2003-04-04 at 13:55 [xxx (strindberg)]
Nighthawk: new default IBM C and Fortran compilers has been changed to vac 6.0 and xlf 8.1.
2003-03-31 at 13:00 [xxx (strindberg)]
Nighthawk:node serving parts of /gpfs/scratch back online. The filesystem should operate normally.
2003-03-30 at 15:55 [xxx (strindberg)]
Nighthawk: one node serving /gpfs/scratch is signaling a power supply fault. Reduced capacity/availability of nighthawk:/gpfs/scratch.
2003-03-26 at 17:27 [xxx (strindberg)]
CFD program Fluent 6.1.18 installed
2003-03-24 at 16:27 [xxx (SBC / CBR)]
At 17:00 20030403 the SBC-cluster login node will be taken down for physical relocation. The downtime is estimated to 30 minutes. Please use during the move.
2003-03-24 at 15:25 [xxx (linux lab)]
NAGWare Fortran Tools installed
2003-03-21 at 17:15 [xxx (strindberg)]
Nighthawk: the interactive nf01n05 is put into service.
2003-03-21 at 16:52 [xxx (strindberg)]
Nighthawk: same node did dump again. Note: the affected filesystem should read /gpfs/scratch!
2003-03-21 at 15:16
Fileserver carp restarted due to excessive load.
2003-03-20 at 23:08 [xxx (strindberg)]
2003-03-20 at 12:30 [Strindberg] Nighthawk: one node serving /gpfs/projects did once again dump causing a temporary unavailability of /gpfs/projects. Once again resumed. Investigating more thoroughly.
2003-03-20 at 12:30 [xxx (strindberg)]
Nighthawk: one node serving /gpfs/projects did dump causing a temporary unavailable /gpfs/projects. Now resumed.
2003-02-21 at 18:30 [xxx (SBC / CBR)]
afs - overcame problems related to testing of new sbc afs-servers. scheduling resumed.
2003-02-15 at 13:45 [xxx (strindberg)]
Old SP; there are problems with the HA subsystem. node allocation is paused until the problem is resolved.
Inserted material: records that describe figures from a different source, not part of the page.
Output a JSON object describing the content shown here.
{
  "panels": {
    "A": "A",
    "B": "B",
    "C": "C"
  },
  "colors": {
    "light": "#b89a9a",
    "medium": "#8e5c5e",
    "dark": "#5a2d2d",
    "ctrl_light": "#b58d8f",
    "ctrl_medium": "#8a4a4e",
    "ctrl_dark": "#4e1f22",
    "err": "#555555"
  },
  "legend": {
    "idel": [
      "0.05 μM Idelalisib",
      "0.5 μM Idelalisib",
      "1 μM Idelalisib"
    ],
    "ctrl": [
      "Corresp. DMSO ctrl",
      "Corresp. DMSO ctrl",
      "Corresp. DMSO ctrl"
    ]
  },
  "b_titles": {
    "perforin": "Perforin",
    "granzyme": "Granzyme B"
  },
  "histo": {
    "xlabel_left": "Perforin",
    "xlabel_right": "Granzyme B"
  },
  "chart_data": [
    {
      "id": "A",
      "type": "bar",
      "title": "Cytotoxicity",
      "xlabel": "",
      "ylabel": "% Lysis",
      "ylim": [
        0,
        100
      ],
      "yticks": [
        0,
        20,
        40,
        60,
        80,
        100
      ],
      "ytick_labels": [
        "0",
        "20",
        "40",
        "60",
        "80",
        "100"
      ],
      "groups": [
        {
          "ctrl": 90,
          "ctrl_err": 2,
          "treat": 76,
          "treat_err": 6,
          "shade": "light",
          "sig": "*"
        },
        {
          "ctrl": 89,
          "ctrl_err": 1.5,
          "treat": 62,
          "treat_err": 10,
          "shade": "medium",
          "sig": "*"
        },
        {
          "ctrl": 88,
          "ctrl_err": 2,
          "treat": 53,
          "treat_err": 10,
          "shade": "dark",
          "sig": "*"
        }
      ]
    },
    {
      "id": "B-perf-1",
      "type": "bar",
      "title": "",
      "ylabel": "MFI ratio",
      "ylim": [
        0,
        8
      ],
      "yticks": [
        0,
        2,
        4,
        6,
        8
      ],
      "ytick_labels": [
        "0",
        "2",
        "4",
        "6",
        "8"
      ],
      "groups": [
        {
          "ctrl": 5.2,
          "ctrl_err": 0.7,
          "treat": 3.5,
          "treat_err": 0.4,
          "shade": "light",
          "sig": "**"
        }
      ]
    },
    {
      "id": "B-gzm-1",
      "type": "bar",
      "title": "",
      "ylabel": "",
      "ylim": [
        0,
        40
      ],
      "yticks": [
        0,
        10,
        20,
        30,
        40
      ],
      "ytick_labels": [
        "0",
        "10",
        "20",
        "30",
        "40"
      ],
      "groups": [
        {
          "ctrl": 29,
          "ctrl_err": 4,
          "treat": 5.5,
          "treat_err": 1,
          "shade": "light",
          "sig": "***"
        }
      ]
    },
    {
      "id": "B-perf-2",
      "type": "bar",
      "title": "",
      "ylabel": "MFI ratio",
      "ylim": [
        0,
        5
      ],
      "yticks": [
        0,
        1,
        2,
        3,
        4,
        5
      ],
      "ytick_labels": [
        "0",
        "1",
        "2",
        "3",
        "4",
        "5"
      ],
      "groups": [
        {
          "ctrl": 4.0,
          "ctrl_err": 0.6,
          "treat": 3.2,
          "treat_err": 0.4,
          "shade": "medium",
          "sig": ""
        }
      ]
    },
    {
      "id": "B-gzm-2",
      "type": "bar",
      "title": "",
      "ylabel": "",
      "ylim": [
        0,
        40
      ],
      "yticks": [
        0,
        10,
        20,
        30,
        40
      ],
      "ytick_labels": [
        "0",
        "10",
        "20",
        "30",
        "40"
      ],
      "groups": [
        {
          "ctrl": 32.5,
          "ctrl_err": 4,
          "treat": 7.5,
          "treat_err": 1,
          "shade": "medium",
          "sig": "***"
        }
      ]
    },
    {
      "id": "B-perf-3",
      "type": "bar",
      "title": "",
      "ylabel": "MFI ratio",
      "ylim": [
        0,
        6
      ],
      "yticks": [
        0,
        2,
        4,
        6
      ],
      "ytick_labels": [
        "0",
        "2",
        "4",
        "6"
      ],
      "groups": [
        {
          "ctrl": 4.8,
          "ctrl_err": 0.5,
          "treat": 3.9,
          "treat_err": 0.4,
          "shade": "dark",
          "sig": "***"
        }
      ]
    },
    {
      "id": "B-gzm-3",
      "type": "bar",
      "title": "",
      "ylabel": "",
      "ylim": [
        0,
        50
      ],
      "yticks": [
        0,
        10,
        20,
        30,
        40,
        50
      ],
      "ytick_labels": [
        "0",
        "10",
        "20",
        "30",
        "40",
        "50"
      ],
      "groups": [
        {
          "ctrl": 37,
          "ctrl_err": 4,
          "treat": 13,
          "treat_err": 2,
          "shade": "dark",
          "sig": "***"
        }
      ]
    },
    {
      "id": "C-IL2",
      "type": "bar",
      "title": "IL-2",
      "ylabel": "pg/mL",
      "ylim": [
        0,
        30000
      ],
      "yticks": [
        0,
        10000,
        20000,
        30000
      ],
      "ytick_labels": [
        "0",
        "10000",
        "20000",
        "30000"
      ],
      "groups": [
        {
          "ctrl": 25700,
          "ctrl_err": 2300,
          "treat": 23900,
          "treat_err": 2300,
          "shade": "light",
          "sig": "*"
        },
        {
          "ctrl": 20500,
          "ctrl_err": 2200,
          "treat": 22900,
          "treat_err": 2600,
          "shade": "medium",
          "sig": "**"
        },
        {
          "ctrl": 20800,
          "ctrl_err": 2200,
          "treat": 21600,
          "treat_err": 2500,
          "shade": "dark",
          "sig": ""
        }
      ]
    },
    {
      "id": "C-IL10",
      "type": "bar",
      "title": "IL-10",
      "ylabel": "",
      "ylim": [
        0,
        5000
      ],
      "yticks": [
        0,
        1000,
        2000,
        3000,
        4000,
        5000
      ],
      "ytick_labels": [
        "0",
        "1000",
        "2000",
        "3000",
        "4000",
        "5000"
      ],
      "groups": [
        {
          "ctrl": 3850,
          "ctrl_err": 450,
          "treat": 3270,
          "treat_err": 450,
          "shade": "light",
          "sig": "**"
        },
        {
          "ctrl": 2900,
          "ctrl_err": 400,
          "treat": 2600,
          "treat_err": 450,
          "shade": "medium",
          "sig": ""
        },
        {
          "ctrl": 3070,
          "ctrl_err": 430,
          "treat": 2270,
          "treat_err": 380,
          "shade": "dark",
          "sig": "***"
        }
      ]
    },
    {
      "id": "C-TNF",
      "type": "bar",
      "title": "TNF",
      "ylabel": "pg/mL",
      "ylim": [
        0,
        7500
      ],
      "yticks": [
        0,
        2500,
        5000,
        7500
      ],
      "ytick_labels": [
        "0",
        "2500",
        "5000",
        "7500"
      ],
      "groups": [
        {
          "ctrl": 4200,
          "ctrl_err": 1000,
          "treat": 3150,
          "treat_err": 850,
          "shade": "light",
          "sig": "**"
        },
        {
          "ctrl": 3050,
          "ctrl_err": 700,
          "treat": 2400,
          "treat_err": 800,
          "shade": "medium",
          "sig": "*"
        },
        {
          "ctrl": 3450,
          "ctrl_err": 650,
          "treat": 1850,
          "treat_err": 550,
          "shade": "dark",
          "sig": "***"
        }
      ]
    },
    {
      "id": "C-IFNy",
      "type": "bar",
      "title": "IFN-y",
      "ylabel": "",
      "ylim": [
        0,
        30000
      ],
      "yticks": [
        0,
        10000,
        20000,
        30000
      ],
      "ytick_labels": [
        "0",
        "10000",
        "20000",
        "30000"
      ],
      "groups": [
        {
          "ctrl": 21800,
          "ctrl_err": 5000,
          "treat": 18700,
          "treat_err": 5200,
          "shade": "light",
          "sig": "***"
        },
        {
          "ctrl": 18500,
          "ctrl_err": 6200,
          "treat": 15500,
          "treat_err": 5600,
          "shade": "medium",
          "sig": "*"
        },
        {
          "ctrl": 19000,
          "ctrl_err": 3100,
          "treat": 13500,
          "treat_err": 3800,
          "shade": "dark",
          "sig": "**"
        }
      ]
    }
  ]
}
2003-02-10 at 17:15 [xxx (selma)]
The disk holding the /scratch partition has been scratched for good - a controller card broke down and will not be repaired. NQS will be stopped until the system is reconfigured to run with another (smaller) /scratch.
2003-02-10 at 12:30 [xxx (strindberg)]
Nighthawk; one frame (with K-nodes) has power supply problems.
2003-02-04 at 09:34 [xxx (linux lab)]
Allocation paused. We will do some small network adjustments in the internal (ethernet) network of the cluster during the day.
2003-02-04 at 00:06 [xxx (strindberg)]
Strindberg (old SP system): as there are aftershake-problems with parts of the hardware after the power outage, we will insert several blanks in the node allocation in the coming days. Also, please do report eventual problems.
2003-02-03 at 18:34 [xxx (strindberg)]
Switch instabilities on the old SP system; jobs on the old system most certainly affected.
2003-02-03 at 15:02 [xxx (strindberg)]
Scheduling resumed on both SP systems. Please report any bogusities to
2003-02-03 at 12:09
AFS recovery completed. Still holding queues because we have not verified the batch functionality yet. Rumours at KTH say that a faulty transformer on the KTH grouds was to blame for the outage.
2003-02-05 at 00:30
Major power outage at KTH. Will take some time. Working on getting up servers / haba.
2003-01-31 at 01:24 [xxx (SBC / CBR)]
A non-responding fileserver process on one afs-server has been restarted.
2003-01-28 at 10:42
We're having routing problems which cause a lot of dropped traffic in to and out of PDC at present. We are working on fixing the problem.
2003-01-24 at 15:25 [xxx (strindberg)]
Kerberos 5/Heimdal upgrade on the system. If you get the message: "kauth: unparsable time: -1" when acquiring long lasting tickets on the SP. Use the command
kauth -l 1y
instead of -l -1
2003-01-24 at 15:25 [xxx (strindberg)]
MASS libraries (Mathematical Acceleration Subsystem) updated to version 3.2. This includes both scalar and vector versions.
2003-01-15 at 13:19 [xxx (strindberg)]
/gpfs/projects is getting full. Please remove unneeded files. Note that the nighthawk system is not affected.
2003-01-09 at 13:19 [xxx (strindberg)]
Strindberg/Nighthawk; nf01n05 (shared/interactive) ran out of paging space and user processes was terminated.